Belinda Lang, head of brand and consumer marketing at Aetna, echoed these sentiments when Aetna announced it was continuing its evolution “from insurance carrier to a health solutions company.”
“The end consumer is who we need to focus on,” said Lang.
With that said, revamping one’s image isn’t wholly unreasonable. Old Spice magnificently rebranded itself, lifting its image from passé aftershave to bastion of masculinity and taste among management-level professionals. However, more expensive fragrances are trickier to remove from expensive sports coats.
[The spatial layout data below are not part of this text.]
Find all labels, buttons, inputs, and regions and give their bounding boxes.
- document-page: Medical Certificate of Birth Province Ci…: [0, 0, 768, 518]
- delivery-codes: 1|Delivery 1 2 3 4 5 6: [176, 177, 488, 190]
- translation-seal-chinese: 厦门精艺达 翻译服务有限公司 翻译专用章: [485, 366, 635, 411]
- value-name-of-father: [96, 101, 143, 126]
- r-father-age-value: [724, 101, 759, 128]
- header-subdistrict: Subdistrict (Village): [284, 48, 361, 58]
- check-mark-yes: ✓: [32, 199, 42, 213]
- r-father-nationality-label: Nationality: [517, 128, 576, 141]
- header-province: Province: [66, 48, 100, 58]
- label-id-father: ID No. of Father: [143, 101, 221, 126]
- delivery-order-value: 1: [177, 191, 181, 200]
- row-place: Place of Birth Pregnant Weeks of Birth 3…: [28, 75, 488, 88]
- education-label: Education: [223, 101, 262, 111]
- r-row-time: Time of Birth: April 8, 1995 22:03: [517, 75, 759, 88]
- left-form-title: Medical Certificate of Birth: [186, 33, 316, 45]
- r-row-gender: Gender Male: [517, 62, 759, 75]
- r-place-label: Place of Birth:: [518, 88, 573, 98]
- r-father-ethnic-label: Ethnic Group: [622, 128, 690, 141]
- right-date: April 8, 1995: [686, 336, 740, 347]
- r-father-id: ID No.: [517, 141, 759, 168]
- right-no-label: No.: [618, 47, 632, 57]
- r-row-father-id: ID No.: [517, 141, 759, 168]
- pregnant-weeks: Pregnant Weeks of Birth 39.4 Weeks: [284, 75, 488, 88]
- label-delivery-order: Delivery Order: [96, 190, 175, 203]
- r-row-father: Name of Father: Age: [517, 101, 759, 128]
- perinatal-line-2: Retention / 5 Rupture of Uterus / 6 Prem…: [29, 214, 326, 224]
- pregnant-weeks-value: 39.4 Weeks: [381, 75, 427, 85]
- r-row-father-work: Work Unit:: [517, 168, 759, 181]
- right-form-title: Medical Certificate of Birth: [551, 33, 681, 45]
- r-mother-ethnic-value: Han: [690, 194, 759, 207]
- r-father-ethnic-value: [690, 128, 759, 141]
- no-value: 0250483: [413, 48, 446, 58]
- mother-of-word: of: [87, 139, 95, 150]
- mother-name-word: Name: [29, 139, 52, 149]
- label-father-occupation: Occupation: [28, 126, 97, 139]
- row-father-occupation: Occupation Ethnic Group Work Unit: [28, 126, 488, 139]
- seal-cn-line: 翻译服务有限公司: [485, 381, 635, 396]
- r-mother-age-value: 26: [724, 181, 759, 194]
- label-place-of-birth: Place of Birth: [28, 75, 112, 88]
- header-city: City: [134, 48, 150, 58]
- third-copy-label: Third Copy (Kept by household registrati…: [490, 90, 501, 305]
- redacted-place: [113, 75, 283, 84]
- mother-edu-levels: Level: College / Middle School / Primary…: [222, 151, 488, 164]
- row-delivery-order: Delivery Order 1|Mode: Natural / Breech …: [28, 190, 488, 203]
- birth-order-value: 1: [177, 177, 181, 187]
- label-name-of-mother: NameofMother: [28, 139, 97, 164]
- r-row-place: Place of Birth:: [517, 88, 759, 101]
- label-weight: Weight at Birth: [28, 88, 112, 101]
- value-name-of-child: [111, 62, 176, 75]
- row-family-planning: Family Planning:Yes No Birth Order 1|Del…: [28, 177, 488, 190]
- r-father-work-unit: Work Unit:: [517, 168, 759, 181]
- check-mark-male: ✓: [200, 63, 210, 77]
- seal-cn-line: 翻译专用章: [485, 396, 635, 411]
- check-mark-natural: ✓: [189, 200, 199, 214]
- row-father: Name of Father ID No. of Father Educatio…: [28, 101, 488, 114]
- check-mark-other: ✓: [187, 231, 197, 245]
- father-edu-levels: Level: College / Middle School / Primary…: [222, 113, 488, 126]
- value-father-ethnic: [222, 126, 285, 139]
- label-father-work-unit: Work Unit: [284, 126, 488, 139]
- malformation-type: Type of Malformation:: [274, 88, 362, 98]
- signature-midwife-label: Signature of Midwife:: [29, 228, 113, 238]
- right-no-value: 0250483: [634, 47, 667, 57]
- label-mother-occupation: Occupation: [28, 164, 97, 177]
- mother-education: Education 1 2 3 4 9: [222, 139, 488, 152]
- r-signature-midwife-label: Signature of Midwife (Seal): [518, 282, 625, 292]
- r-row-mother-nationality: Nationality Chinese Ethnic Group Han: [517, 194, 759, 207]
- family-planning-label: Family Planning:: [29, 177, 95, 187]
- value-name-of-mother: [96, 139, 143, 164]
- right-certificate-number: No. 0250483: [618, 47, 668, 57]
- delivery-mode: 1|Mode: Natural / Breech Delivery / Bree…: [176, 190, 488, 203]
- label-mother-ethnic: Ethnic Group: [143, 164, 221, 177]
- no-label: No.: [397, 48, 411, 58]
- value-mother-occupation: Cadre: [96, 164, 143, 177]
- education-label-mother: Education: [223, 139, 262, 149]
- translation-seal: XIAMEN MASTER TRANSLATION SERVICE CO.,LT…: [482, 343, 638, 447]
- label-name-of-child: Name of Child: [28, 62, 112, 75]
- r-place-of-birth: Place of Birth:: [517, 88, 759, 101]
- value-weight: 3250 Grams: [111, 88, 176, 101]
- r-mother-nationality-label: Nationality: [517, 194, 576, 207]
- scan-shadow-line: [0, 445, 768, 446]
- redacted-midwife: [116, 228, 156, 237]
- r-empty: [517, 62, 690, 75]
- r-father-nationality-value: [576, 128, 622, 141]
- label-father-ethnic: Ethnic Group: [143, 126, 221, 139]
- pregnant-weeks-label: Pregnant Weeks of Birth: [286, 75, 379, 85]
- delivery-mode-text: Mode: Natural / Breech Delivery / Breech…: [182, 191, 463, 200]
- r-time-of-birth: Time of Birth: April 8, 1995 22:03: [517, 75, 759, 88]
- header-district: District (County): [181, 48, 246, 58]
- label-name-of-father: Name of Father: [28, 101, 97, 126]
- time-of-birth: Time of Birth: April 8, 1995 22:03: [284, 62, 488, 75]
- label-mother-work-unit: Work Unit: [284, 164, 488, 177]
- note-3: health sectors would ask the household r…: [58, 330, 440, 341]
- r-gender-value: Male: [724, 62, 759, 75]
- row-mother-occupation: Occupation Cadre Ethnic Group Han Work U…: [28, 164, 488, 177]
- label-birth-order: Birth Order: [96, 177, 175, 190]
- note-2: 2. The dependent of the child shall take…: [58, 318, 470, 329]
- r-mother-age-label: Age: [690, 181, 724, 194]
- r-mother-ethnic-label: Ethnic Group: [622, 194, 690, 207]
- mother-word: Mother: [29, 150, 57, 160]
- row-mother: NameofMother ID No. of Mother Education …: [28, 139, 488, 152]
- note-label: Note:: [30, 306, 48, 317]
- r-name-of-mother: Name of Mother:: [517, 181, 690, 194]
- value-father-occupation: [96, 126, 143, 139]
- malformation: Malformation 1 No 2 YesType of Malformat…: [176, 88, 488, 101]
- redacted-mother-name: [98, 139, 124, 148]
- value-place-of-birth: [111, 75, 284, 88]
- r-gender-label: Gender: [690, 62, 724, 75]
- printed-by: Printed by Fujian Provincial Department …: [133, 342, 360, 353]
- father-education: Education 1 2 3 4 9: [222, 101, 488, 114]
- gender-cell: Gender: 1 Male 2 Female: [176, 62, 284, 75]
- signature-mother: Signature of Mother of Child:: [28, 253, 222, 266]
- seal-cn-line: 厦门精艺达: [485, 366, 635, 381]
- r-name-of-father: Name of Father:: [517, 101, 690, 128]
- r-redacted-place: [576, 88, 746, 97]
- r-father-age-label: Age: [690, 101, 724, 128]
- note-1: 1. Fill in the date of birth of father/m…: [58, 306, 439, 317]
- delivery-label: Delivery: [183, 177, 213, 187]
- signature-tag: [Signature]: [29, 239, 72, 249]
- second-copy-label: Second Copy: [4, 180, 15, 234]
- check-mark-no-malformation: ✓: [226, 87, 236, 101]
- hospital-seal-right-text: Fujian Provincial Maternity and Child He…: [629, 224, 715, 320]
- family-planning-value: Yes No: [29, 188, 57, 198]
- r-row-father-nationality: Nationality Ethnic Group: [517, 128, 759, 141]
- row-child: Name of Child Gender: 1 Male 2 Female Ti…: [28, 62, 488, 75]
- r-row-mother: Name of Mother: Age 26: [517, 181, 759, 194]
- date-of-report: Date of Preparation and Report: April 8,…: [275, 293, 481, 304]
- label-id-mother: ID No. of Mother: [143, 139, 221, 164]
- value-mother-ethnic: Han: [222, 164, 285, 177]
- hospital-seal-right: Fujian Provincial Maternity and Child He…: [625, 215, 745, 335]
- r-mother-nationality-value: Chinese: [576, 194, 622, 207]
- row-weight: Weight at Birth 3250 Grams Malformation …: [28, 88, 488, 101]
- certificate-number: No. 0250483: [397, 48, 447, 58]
Speaking as someone who has been declined multiple times by medical insurance companies – and am now insured for the first time in my adult life – I want to see changes that go beyond bold typefaces and warmer colors on brochures.
If auto and homeowners’ insurances provide coverage against unforeseen disasters, I expect my health insurance plan to cover me against risk in the event of some unforeseeable circumstance, not try to manage my medical care.
Modern health insurance writes checks to providers based on services rendered. Reimbursement for losses are nowhere in sight, because the amount it pays is based on how much we consume.
There are 50.7 million uninsured Americans – that’s more than the population of our northern neighbor. Crafting ads worthy of an Urban Outfitters tee isn’t enough to make me a believer. Those only cost me $20 dollars at most.